I feel a little more human for eating, and for discreetly searching the house when we first got back. I must have left the light on – nothing seems amiss. We move to the comfort of the front room, the warmth of the glowing log fire. Jack leaves us and jumps the stairs three at a time. I still hold my breath. Seconds later, he returns for his mobile abandoned on the kitchen table, crisis averted for the reunion. Our stairs are so shallow and crooked, I wait for the thud of his fall. Then the smooth hums of music feeds down through aged floorboards.

Bea sighs heavily. ‘He’s such a gorgeous lad. I could eat him all up. You’re so lucky, Eve. He’s a real lad, but has that lovely sensitive side to him too.’ She squeezes my shoulder in passing. ‘He loves you to bits,’ she says, slumping herself deep into feather cushions. ‘Can you imagine, being on your own with him, if he was a little git? My brother was. So bloody annoying. We’re okay now, though. I suppose, he’s not so bad. Funny how life changes how you see people.’

She turns to look at Ruan, who has thrown his head back and closed his eyes, stretched out like a contented cat. She nudges his supporting arm away, jolting him back to the moment. ‘Do you get on with your sisters, Ru? I don’t know why, I always think of you being close. But you never really can tell, can you?’

You have no idea, Bea.

‘Are you asking or telling me, Bea? As in, d’you want me to add to your running conversation or are you happy going it alone?’ Playfully slapping her leg.

‘Cheeky! I’m asking you, of course. Just wasn’t sure you were still in the room with us. What with the snoring.’

‘Get shot, I so wasn’t snoring.’ He shrugs, sitting up.

‘And dribbling.’ She raises her eyebrows at him. ‘So, do you get on with them?’

‘Yeah, guess so. We still have our moments. Any more beers in the fridge, Eve?’ He stands up at the same time, making his way to the kitchen. He knows I have.

‘Help yourself.’ You’re probably going to need it with what I’m about to divulge.

He’s already opening the fridge door. ‘Anyone else while I’m here?’ he calls out. ‘Mmm, cake, nice one, don’t mind if I do,’ he chatters away. ‘What’s this cake, Eve? Is it edible?’

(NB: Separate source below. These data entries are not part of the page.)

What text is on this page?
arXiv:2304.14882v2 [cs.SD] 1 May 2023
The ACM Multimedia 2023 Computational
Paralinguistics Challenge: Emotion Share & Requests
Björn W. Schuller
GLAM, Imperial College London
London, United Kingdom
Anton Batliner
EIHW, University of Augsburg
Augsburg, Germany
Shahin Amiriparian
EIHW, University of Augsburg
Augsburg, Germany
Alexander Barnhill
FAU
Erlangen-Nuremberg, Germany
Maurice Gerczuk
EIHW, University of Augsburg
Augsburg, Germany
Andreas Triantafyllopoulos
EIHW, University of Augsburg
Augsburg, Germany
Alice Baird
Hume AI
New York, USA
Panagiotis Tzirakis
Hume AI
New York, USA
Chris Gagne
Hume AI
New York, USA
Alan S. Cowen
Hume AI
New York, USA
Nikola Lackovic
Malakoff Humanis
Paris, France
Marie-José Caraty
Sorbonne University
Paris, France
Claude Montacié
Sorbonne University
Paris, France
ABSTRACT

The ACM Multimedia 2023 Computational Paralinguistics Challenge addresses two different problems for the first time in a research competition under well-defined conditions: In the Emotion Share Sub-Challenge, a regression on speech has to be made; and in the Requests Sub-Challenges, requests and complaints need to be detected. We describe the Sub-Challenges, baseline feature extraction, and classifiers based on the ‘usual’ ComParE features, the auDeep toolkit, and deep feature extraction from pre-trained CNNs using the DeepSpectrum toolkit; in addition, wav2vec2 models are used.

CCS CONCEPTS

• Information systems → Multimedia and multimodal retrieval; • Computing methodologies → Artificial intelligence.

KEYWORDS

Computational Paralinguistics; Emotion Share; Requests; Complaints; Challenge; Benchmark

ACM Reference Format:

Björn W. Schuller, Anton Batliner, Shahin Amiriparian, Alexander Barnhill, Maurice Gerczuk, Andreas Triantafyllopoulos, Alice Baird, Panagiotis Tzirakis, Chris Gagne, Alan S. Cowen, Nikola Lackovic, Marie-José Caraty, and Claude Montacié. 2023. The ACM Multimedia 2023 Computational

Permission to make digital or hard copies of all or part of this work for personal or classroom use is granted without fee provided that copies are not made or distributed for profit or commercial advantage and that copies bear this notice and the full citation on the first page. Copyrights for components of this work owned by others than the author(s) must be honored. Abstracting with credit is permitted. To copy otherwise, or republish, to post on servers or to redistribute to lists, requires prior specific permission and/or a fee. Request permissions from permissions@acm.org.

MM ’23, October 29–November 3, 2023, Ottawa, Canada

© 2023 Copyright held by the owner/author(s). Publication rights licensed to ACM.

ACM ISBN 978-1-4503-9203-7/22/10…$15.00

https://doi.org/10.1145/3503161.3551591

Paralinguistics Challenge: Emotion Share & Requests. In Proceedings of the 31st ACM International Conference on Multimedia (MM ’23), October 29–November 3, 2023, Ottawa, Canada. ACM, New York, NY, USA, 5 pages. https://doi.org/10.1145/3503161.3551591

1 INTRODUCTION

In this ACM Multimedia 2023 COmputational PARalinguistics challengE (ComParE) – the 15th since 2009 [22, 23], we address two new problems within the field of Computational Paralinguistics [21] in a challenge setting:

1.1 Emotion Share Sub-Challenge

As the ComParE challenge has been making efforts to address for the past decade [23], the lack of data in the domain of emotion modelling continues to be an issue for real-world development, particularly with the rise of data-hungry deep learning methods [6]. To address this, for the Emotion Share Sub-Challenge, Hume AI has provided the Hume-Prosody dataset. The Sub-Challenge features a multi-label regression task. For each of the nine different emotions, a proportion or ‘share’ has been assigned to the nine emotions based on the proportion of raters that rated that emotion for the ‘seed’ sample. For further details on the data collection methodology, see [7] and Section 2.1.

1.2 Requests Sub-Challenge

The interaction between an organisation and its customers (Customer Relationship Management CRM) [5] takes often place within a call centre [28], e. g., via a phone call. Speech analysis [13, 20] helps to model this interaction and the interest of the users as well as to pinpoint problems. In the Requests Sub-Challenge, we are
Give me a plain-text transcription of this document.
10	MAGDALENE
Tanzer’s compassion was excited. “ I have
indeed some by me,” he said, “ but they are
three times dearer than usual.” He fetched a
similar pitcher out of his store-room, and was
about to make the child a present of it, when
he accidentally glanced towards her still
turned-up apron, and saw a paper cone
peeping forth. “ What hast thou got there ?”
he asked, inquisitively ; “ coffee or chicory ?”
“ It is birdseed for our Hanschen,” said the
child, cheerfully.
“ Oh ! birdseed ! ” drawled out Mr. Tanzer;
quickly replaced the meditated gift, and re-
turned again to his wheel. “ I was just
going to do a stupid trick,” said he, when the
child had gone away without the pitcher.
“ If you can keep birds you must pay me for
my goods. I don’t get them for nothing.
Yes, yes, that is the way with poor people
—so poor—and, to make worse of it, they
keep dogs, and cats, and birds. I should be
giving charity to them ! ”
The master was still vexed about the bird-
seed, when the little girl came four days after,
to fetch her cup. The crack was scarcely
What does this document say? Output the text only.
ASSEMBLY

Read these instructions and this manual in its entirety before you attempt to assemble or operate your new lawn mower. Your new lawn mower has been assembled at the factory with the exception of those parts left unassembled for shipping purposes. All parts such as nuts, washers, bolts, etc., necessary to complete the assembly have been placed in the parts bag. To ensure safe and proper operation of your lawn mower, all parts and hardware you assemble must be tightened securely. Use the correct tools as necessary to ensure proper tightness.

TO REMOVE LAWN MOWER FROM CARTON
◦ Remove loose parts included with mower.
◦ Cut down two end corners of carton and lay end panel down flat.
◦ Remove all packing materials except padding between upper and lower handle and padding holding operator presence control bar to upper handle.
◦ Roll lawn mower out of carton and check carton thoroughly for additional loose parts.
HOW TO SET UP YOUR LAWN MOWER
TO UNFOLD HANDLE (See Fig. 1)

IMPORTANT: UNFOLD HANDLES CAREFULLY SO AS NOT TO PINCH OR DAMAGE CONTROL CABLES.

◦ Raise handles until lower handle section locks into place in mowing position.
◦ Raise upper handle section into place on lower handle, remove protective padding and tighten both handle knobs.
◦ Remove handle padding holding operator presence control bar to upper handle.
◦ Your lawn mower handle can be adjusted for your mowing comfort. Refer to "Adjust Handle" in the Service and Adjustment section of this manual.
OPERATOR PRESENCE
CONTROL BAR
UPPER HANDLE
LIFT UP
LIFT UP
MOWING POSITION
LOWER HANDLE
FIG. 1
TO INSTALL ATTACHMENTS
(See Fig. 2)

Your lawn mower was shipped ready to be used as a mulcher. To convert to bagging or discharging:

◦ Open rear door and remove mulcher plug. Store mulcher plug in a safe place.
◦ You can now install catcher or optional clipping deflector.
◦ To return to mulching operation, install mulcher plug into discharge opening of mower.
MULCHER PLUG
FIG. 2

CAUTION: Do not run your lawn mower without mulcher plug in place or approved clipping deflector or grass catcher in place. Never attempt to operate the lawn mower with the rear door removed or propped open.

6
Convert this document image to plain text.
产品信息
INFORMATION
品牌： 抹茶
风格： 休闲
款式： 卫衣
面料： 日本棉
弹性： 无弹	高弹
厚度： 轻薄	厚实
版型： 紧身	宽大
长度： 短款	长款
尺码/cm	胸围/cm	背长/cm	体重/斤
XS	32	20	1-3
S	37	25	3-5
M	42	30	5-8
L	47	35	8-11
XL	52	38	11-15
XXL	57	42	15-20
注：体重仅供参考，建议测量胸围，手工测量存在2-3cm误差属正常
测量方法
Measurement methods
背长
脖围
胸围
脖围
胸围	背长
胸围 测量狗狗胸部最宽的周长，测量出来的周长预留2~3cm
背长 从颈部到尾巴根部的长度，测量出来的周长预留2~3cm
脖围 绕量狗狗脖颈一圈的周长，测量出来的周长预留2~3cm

‘Course. Home-made. Apple and cinnamon or something like that, I think it is. Gloria made it the other day, popped it round while I was at work. I’d forgotten about it. It will be good, try it.’

‘Proper job! Anyone else?’ he calls.

‘God, no, thanks.’ I couldn’t stomach any more food; my gut is already twisting and turning, bound in a tight knot.

‘Yeah, I’ll have some. Make sure my piece is bigger than yours. I’ll be checking.’ Bea taps her stomach in anticipation.